The Department of Homeland Security currently has a policy in place known as "catch and release," meaning violent illegal aliens are arrested, processed and put back onto American streets if their home countries won't take them back.
According to Judicary Comimittee Chairman Chuck Grassley's office, the policy was "created by a 2001 Supreme Court decision (Zadvydas v. Davis), which prohibits immigrants who had been ordered removed from being detained for more than six months. The Court expanded this decision to apply to all illegal immigrants in Clark v. Martinez in 2005."

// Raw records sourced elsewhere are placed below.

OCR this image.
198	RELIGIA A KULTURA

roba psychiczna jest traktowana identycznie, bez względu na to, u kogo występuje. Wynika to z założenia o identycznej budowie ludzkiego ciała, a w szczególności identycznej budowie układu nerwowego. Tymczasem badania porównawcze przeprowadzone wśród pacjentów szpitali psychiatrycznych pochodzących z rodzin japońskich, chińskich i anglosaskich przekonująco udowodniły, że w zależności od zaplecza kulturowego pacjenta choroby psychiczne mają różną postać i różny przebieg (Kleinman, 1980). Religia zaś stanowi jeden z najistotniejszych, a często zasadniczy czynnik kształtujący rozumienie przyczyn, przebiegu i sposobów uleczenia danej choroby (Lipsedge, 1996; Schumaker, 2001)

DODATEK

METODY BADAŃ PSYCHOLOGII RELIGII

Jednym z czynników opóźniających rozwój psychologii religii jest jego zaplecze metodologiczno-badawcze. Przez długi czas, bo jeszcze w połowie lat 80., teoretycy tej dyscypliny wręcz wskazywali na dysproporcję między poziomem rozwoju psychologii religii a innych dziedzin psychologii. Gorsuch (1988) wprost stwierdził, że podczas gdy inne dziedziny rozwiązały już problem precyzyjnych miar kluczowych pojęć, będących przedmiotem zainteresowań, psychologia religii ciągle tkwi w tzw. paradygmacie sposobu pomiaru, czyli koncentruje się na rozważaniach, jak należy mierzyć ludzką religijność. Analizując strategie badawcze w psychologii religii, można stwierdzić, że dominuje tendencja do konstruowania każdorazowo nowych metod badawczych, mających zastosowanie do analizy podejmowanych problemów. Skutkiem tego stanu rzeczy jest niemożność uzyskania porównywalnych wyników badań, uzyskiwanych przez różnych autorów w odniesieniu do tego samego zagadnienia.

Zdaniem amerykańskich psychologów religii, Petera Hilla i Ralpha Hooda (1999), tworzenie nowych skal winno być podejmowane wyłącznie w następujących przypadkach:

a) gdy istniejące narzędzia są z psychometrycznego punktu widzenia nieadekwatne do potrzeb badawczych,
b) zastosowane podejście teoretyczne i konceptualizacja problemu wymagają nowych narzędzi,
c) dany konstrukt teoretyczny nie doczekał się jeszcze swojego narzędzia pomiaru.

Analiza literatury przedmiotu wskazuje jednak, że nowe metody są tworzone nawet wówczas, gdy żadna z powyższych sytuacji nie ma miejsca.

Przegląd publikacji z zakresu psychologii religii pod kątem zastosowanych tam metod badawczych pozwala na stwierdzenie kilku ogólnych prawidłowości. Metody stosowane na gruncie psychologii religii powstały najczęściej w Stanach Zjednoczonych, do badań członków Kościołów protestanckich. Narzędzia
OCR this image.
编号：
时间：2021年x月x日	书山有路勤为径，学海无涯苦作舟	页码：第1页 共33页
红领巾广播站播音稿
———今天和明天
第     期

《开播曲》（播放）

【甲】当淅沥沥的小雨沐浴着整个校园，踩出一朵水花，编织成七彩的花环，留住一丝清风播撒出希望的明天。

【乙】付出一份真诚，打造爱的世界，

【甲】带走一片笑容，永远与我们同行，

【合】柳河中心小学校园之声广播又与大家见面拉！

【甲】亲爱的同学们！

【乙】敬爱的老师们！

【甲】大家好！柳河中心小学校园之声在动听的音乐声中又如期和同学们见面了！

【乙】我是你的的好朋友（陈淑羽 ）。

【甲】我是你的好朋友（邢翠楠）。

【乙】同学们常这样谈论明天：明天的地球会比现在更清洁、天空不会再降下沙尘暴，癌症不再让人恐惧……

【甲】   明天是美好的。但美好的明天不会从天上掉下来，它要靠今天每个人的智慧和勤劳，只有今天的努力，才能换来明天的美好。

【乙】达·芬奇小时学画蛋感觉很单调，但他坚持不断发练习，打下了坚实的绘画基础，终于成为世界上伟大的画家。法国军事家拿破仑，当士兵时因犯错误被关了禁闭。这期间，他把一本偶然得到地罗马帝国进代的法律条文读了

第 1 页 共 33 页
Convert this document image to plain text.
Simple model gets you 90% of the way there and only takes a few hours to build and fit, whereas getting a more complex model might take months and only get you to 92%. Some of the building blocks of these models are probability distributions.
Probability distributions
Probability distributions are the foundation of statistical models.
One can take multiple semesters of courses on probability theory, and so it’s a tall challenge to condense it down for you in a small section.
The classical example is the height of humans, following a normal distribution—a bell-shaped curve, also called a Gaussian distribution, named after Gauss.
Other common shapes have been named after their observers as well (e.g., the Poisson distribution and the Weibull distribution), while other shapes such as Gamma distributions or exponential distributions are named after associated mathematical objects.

This catch and release policy is not only demoralizing to Immigration and Border Patrol Agents, but it's dangerous and deadly. There are countless examples of violent assault and murders committed by illegal aliens after being arrested and released by federal authorities.
A man accused of shooting a convenience store employee in Mesa, Arizona last Thursday faced deportation proceedings for two years prior to his arrest, authorities announced Tuesday.
After being convicted for facilitating a second-degree burglary, 29-year-old Apolinar Altamirano was released on a $10,000 bond in January 2013, the Arizona Republic reports. Since then, Altamirano, who has claimed ties to the Mexican Mafia, has been the subject of two separate injunctions for harassment because of death threats, but has not been detained.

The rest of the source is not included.